Nature Communications (Nov 2024)
Suppression of symmetry-breaking correlated insulators in a rhombohedral trilayer graphene superlattice
Abstract
Abstract Counterintuitive temperature dependence of isospin flavor polarization has recently been found in twisted bilayer graphene, where unpolarized electrons in a Fermi liquid become a spin–valley polarized insulator upon heating. So far, the effect has been limited to v = +/−1 (one electron/hole per superlattice cell), leaving open questions such as whether it is a general property of symmetry-breaking electronic phases.

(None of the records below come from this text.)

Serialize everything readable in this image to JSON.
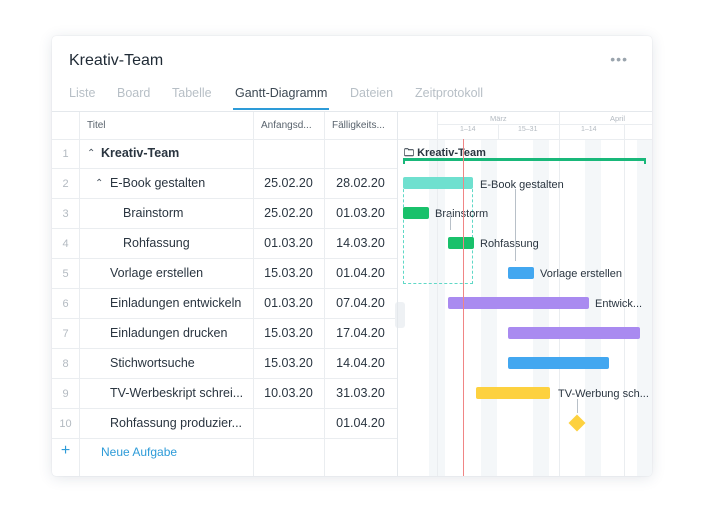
{
  "app": {
    "title": "Kreativ-Team",
    "more": "•••"
  },
  "tabs": [
    "Liste",
    "Board",
    "Tabelle",
    "Gantt-Diagramm",
    "Dateien",
    "Zeitprotokoll"
  ],
  "active_tab": "Gantt-Diagramm",
  "columns": {
    "title": "Titel",
    "start": "Anfangsd...",
    "due": "Fälligkeits..."
  },
  "rows": [
    {
      "num": "1",
      "title": "Kreativ-Team",
      "start": "",
      "due": ""
    },
    {
      "num": "2",
      "title": "E-Book gestalten",
      "start": "25.02.20",
      "due": "28.02.20"
    },
    {
      "num": "3",
      "title": "Brainstorm",
      "start": "25.02.20",
      "due": "01.03.20"
    },
    {
      "num": "4",
      "title": "Rohfassung",
      "start": "01.03.20",
      "due": "14.03.20"
    },
    {
      "num": "5",
      "title": "Vorlage erstellen",
      "start": "15.03.20",
      "due": "01.04.20"
    },
    {
      "num": "6",
      "title": "Einladungen entwickeln",
      "start": "01.03.20",
      "due": "07.04.20"
    },
    {
      "num": "7",
      "title": "Einladungen drucken",
      "start": "15.03.20",
      "due": "17.04.20"
    },
    {
      "num": "8",
      "title": "Stichwortsuche",
      "start": "15.03.20",
      "due": "14.04.20"
    },
    {
      "num": "9",
      "title": "TV-Werbeskript schrei...",
      "start": "10.03.20",
      "due": "31.03.20"
    },
    {
      "num": "10",
      "title": "Rohfassung produzier...",
      "start": "",
      "due": "01.04.20"
    }
  ],
  "new_task": {
    "icon": "+",
    "label": "Neue Aufgabe"
  },
  "timeline": {
    "months": [
      "März",
      "April"
    ],
    "weeks": [
      "1–14",
      "15–31",
      "1–14"
    ]
  },
  "gantt": {
    "project_label": "Kreativ-Team",
    "labels": [
      "E-Book gestalten",
      "Brainstorm",
      "Rohfassung",
      "Vorlage erstellen",
      "Entwick...",
      "TV-Werbung sch..."
    ]
  },
  "colors": {
    "accent": "#2d9bd8",
    "project": "#19b87a",
    "ebook": "#6fe0cf",
    "green": "#19c16b",
    "blue": "#42a7f0",
    "purple": "#a98af0",
    "yellow": "#fdd13f",
    "today": "#f08585"
  }
}
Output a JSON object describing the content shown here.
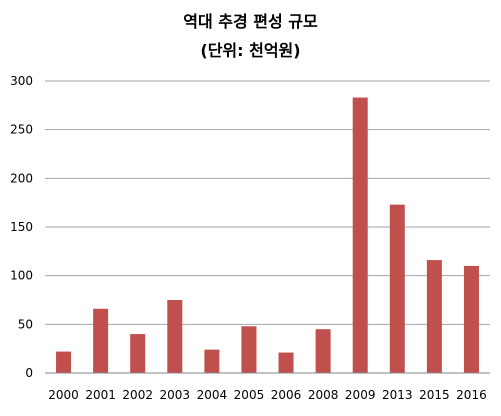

Here, by studying a rhombohedral trilayer graphene/boron nitride moiré superlattice, we report that at v = −3 a resistive peak emerges at elevated temperatures or in parallel magnetic fields. Concomitantly, the Hall carrier density tends to reset at the integer filling, signaling spin–valley flavor symmetry breaking. These phenomena can also be observed at v = −1 and −2 when the displacement field is large enough to suppress correlated insulators at low temperatures. Our results greatly expand the scope for observing the counterintuitive temperature dependence of flavor polarization, i.e., the regimes proximal to symmetry-breaking phases where the flavor polarization order strongly fluctuates, encouraging more experimental and theoretical exploration of isospin flavor polarization dynamics in flat-band moiré systems.